On Thursday, Pistorius was questioned about his recollection of the night of Steenkamp’s death. He said he was lying on her stomach and fell asleep, then woke up in the middle of the night feeling hot.

“I sat up in bed,” Pistorius said. “I put my head down, my hands on my head and rubbed my face. Reeva asked me if I couldn’t sleep. I said I can’t.”

He said he then got out of bed without his prosthetic legs on, brought two fans inside from his balcony, closed and locked doors to the balcony and closed curtains. Pistorius has said he then heard a noise in his bathroom that led to the shooting.

Pistorius said Thursday he didn’t see or hear Steenkamp get out of bed and enter the bathroom. He didn’t know how or when she get out of bed.

“It was pitch black and it was behind me,” Pistorius said. “I had the fans blowing in my face.”

Pistorius said he didn’t know how many shots he fired — four — until somebody told him afterward.

“If Reeva had come out or spoken to me, I wouldn’t have fired,” he said.

Nel also questioned Pistorius about text messages with Steenkamp, including one that referred to a song by rapper Kendrick Lamar.

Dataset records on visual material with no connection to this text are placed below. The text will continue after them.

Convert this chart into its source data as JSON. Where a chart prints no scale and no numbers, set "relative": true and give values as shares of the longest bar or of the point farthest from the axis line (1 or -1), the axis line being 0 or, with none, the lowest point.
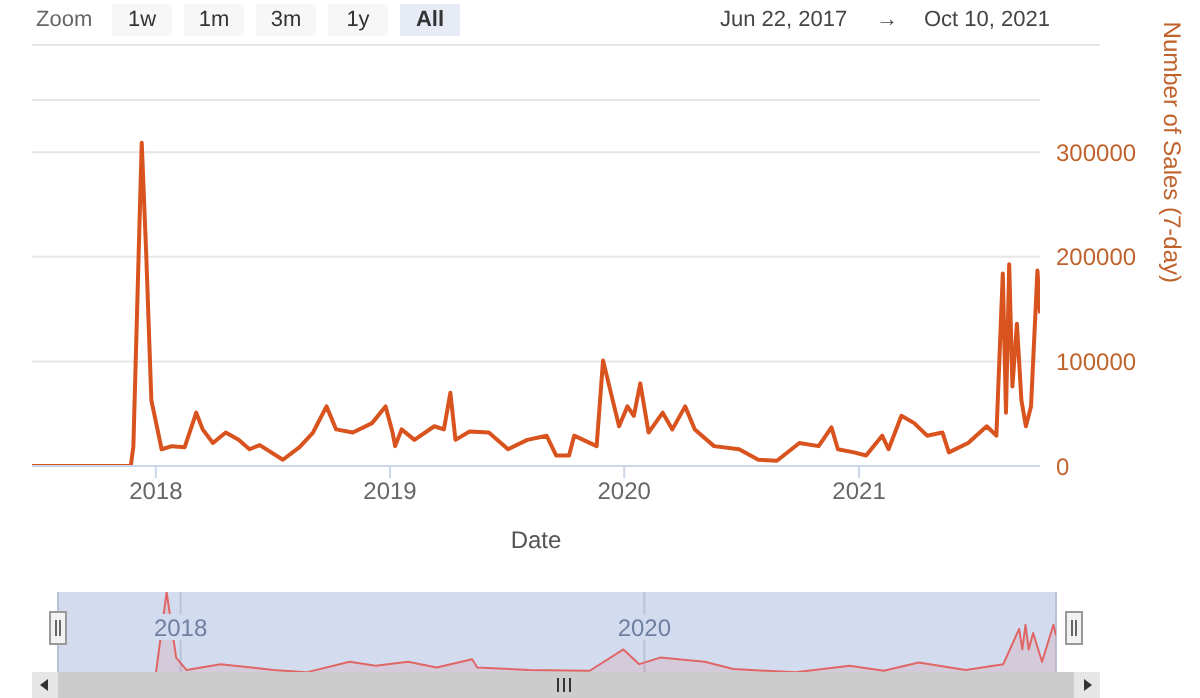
{
  "chart_data": [
    {
      "type": "line",
      "xlabel": "Date",
      "ylabel": "Number of Sales (7-day)",
      "annotations": [
        "Zoom",
        "1w",
        "1m",
        "3m",
        "1y",
        "All",
        "Jun 22, 2017",
        "→",
        "Oct 10, 2021"
      ],
      "x": [
        "2017-06-22",
        "2017-11-23",
        "2017-11-27",
        "2017-12-10",
        "2017-12-17",
        "2017-12-25",
        "2018-01-10",
        "2018-01-26",
        "2018-02-15",
        "2018-03-05",
        "2018-03-15",
        "2018-03-31",
        "2018-04-20",
        "2018-05-10",
        "2018-05-27",
        "2018-06-12",
        "2018-07-18",
        "2018-08-13",
        "2018-09-03",
        "2018-09-24",
        "2018-10-09",
        "2018-11-04",
        "2018-12-04",
        "2018-12-25",
        "2019-01-05",
        "2019-01-09",
        "2019-01-19",
        "2019-02-08",
        "2019-03-11",
        "2019-03-26",
        "2019-04-05",
        "2019-04-13",
        "2019-05-05",
        "2019-06-04",
        "2019-07-04",
        "2019-08-03",
        "2019-09-02",
        "2019-09-17",
        "2019-10-07",
        "2019-10-15",
        "2019-11-19",
        "2019-11-29",
        "2019-12-14",
        "2019-12-24",
        "2020-01-06",
        "2020-01-16",
        "2020-01-26",
        "2020-02-08",
        "2020-03-01",
        "2020-03-16",
        "2020-04-05",
        "2020-04-20",
        "2020-05-20",
        "2020-06-28",
        "2020-07-28",
        "2020-08-26",
        "2020-09-30",
        "2020-10-30",
        "2020-11-19",
        "2020-11-29",
        "2020-12-24",
        "2021-01-12",
        "2021-02-06",
        "2021-02-16",
        "2021-03-08",
        "2021-03-28",
        "2021-04-17",
        "2021-05-11",
        "2021-05-21",
        "2021-06-20",
        "2021-07-19",
        "2021-08-03",
        "2021-08-13",
        "2021-08-18",
        "2021-08-23",
        "2021-08-28",
        "2021-09-04",
        "2021-09-11",
        "2021-09-18",
        "2021-09-26",
        "2021-10-06",
        "2021-10-10"
      ],
      "series": [
        {
          "color": "#d9531e",
          "values": [
            0,
            0,
            19000,
            309000,
            203000,
            63000,
            16000,
            19000,
            18000,
            51000,
            35000,
            22000,
            32000,
            25000,
            16000,
            20000,
            6000,
            18000,
            32000,
            57000,
            35000,
            32000,
            41000,
            57000,
            32000,
            19000,
            35000,
            25000,
            38000,
            35000,
            70000,
            25000,
            33000,
            32000,
            16000,
            25000,
            29000,
            10000,
            10000,
            29000,
            19000,
            101000,
            63000,
            38000,
            57000,
            48000,
            79000,
            32000,
            51000,
            35000,
            57000,
            35000,
            19000,
            16000,
            6000,
            5000,
            22000,
            19000,
            37000,
            16000,
            13000,
            10000,
            29000,
            16000,
            48000,
            41000,
            29000,
            32000,
            13000,
            22000,
            38000,
            29000,
            184000,
            51000,
            193000,
            76000,
            136000,
            63000,
            38000,
            57000,
            187000,
            146000
          ]
        }
      ],
      "xlim": [
        "2017-06-22",
        "2021-10-10"
      ],
      "xticks": [
        "2018",
        "2019",
        "2020",
        "2021"
      ],
      "ylim": [
        0,
        350000
      ],
      "yticks": [
        0,
        100000,
        200000,
        300000
      ],
      "grid": "y"
    },
    {
      "type": "area",
      "relative": true,
      "tick_labels": "x",
      "grid": "x",
      "x": [
        "2017-06-22",
        "2017-11-23",
        "2017-12-10",
        "2017-12-25",
        "2018-01-10",
        "2018-03-05",
        "2018-05-27",
        "2018-07-18",
        "2018-09-24",
        "2018-11-04",
        "2018-12-25",
        "2019-02-08",
        "2019-04-05",
        "2019-04-13",
        "2019-07-04",
        "2019-10-07",
        "2019-11-29",
        "2019-12-24",
        "2020-01-26",
        "2020-04-05",
        "2020-05-20",
        "2020-08-26",
        "2020-11-19",
        "2021-01-12",
        "2021-03-08",
        "2021-05-21",
        "2021-07-19",
        "2021-08-13",
        "2021-08-18",
        "2021-08-23",
        "2021-08-28",
        "2021-09-04",
        "2021-09-18",
        "2021-10-06",
        "2021-10-10"
      ],
      "series": [
        {
          "color": "#e06666",
          "values": [
            0,
            0,
            1,
            0.2,
            0.05,
            0.12,
            0.05,
            0.02,
            0.15,
            0.1,
            0.15,
            0.08,
            0.18,
            0.08,
            0.05,
            0.04,
            0.3,
            0.12,
            0.2,
            0.15,
            0.06,
            0.02,
            0.1,
            0.04,
            0.14,
            0.05,
            0.12,
            0.55,
            0.3,
            0.6,
            0.3,
            0.5,
            0.15,
            0.6,
            0.47
          ]
        }
      ],
      "xlim": [
        "2017-06-22",
        "2021-10-10"
      ],
      "xticks": [
        "2018",
        "2020"
      ]
    }
  ]
}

Nel said Steenkamp objected to Pistorius playing a Lamar song on a car stereo.

A text message from Steenkamp stated, “You make me happy 90% of the time and I think we are amazing together but I am not some other bitch you may know trying to kill your vibe.”

“I don’t know Kendrick Lamar,” Nel said. “But what song are we talking about. … Is it, ‘Bitch, Don’t Kill My Vibe?’ Isn’t that the song?”

Pistorius didn’t know which song it was but was sure Steenkamp would have taken offense to a song with those lyrics. Nel painted a picture of Pistorius as a sometimes mean, egotistical boyfriend.

“Your life is just about you — what’s good for Oscar,” Nel said. “It was all about Mr. Pistorius. That was what your relationship was about.”

Pistorius said he never got the chance to tell Steenkamp he loved her and detailed how his life changed after the shooting.

“For weeks afterwards I slept,” he said. “I didn’t see anyone. I stayed in my room. I didn’t converse with anyone. I didn’t socialize. … I didn’t have much communication. I actually didn’t even have my phone. The state had my phones. So I didn’t have numbers, and I didn’t converse with many people.”

Here’s NBC News’ full coverage of the trial.

The trial is scheduled to resume at 3:30 a.m. ET on Friday with more cross-examining from Nel.